Crónica de Manuel Molinos: Mais uma ficha, mais uma volta

(Fotografia de Mihai Vlasceanu/Pexels)
Estar presente num romaria é fazer com que os costumes e as tradições não se percam de vez nestes dias vividos em bolhas mediáticas que não refletem o país real.

“Juventude, cuidem deste planeta que parece estar meio… atrofiado.” A frase é de Nel Monteiro e foi proferida durante um concerto do cantor nas festas em honra de Nossa Senhora da Saúde, em Gueifães, Maia.

O artista, com muitos anos de estrada e detentor de um sentido de oportunidade único, passou ao público várias mensagens sociais e políticas naquela noite de chuva, nos intervalos dos seus temas populares. Percebe-se o sentido cívico de Nel Monteiro quando fala também da violência exercida sobre as mulheres, ainda sobre a discriminação a que estão sujeitas, e do pão que faltou na sua casa. Olha diretamente o público e não esconde as dificuldades por que passou, devido à pandemia e à sua situação financeira e de saúde. É um espetáculo num palco sem ostentação, despido de tecnologia, de estrelato de páginas de revistas e programas de televisão. Simples e cru. Poderemos chamar-lhe pimba?

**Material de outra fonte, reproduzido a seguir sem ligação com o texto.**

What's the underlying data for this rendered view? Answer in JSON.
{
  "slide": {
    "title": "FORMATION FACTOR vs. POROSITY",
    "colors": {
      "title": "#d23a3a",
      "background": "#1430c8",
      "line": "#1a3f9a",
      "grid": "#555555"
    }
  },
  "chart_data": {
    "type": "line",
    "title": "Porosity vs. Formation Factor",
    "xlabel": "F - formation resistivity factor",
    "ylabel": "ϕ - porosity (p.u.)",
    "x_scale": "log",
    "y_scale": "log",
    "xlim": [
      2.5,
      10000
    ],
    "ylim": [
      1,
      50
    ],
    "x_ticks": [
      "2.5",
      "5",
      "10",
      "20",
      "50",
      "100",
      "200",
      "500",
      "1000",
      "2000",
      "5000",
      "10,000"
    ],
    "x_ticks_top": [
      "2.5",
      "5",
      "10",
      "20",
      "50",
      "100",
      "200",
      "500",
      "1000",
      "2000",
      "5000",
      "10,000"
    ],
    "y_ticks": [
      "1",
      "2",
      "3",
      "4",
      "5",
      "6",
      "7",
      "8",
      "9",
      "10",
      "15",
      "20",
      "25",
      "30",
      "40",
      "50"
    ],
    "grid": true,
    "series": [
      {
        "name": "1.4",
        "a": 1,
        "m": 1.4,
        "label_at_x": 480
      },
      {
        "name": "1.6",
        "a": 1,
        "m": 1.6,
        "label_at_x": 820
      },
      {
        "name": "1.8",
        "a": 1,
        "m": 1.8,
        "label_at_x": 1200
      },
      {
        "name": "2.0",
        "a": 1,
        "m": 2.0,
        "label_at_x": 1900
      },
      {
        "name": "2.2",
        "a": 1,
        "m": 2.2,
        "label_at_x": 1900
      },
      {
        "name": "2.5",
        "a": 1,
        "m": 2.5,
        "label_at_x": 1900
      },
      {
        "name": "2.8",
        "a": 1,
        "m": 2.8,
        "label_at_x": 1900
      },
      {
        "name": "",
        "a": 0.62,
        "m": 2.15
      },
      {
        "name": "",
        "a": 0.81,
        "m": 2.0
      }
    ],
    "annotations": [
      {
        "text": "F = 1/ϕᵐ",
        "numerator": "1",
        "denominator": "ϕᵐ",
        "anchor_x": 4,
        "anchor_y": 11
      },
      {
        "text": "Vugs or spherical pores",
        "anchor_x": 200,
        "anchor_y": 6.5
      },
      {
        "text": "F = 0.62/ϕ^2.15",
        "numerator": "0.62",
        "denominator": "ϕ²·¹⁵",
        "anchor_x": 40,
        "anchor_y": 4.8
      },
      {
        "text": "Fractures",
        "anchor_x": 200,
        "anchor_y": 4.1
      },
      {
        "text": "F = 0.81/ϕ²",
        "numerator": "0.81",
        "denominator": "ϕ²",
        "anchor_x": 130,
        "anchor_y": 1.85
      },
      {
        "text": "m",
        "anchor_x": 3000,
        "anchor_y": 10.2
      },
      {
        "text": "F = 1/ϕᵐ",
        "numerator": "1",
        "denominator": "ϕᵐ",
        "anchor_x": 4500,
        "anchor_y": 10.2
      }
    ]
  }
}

Não sou fã de romarias. Mas marcar presença nas festas das nossas terras é isto mesmo. É conhecer o país real, as suas gentes e os seus locais. Os artistas que lutam pela vida ao percorrer quilómetros cá dentro e lá fora. A sobreviver.

Estar presente é fazer também com que os costumes e as tradições não se percam de vez nestes dias vividos em bolhas mediáticas, enquanto assistimos ao nascimento de uma inteligência artificial que não sabemos como nos moldará.

É certo que há romarias que não precisam de cartaz, como, entre outras, a Festa das Cruzes, em Barcelos, o Senhor de Matosinhos e as Feiras Novas, de Ponte de Lima. Outras são pequenas, carregadas de essência religiosa e cultural. Tão pequenas que se tornam belas pela sua naturalidade e simplicidade.

E quem as mantém merece mais. Mais dos seus habitantes, mais dos seus governantes. Tal como outros setores de atividade, os feirantes das empresas itinerantes de diversão e restauração passaram por grandes dificuldades durante a pandemia. Alguns continuam a lamentar a falta ou o atraso nos apoios prometidos.

Mas continuam cá. Resistentes e a cumprir um papel nem sempre com o devido reconhecimento, muitas vezes olhados com desdém. Estão cá para que haja mais uma ficha para mais uma volta.